電子部品業界の景況感は、前半(2011年4月~9月)、後半(11年10月~12年3月)ともに上向きとなりそうだ。東日本大震災の影響は前半の伸び鈍化につながる程度。通期ではスマートフォンなどの成長に後押しされる。

リーマンショック後、いったん冷え込んだ電子部品業界は、10年初から徐々に回復してきた。復調を牽引したのたのが、携帯電話やノートパソコンの普及だ。ノートパソコンの需要は10年後半にいったん足踏みしたものの、11年初からはまた堅調に動き始めている。

今期(11年4月~12年3月)、大きな牽引役となるのはスマートフォンだ。内外で大きく伸びている。TDKは高周波部品、村田製作所はセラミックコンデンサーが大きく伸びる。京セラの半導体部品、太陽誘電の積層セラミックコンデンサーにも上乗せ効果ガ期待できるだろう。スマートフォンのほか、新興国向けの需要も引き続き強い。中国、インドなどで携帯電話の需要が増えているほか、家電、ノートパソコン向けも安定している。

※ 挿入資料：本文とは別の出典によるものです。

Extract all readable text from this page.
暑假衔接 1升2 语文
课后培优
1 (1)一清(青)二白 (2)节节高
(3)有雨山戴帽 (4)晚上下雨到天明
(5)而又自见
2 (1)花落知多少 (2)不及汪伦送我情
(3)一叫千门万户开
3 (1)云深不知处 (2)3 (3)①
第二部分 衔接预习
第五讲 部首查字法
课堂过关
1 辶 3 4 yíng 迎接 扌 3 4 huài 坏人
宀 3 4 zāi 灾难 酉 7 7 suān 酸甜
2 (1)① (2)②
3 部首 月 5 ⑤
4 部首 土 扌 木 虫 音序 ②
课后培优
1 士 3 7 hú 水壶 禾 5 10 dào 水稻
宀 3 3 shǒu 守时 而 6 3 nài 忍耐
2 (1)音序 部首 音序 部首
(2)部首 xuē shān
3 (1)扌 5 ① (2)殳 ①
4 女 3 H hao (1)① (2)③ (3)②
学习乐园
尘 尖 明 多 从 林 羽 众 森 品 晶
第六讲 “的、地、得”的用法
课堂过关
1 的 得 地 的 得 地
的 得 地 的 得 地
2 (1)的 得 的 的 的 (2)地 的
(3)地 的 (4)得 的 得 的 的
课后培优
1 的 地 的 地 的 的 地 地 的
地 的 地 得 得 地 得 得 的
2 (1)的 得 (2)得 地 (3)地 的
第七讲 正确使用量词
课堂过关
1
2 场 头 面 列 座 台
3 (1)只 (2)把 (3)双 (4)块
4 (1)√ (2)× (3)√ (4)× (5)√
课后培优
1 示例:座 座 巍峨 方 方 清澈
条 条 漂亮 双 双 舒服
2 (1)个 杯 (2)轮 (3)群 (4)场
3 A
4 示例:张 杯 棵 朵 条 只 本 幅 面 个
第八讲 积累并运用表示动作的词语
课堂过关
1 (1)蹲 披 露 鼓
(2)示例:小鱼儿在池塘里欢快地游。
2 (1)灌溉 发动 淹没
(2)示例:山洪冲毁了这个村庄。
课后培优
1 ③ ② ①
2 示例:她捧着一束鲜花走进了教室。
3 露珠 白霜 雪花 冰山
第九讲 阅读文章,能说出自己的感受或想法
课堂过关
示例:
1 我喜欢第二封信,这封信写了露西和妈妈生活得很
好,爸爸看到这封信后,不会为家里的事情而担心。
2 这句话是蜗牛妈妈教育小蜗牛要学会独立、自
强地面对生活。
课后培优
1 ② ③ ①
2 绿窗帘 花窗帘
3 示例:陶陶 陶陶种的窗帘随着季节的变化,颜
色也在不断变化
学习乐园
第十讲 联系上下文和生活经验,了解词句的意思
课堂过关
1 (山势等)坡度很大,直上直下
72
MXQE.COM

懸念があるとすれば、東日本大震災に伴う生産活動への影響だ。震災以降、一部の部品調達が滞るなどサプライチェーンへの影響が出ており、現在も解消されていない。また、自動車業界を中心とした上期の減産の影響も受ける。
 
 京セラの久芳徹夫社長は、「半導体関連を中心に調達面で確定していない部分がある」とみて、部材調達面での乱れから上期の国内生産が一時的に停滞すると見ている。村田製作所も、震災に伴う顧客の減産と部品調達難を慎重に見ており、上期330億円、下期50億円の減収を計画に織り込んでいる。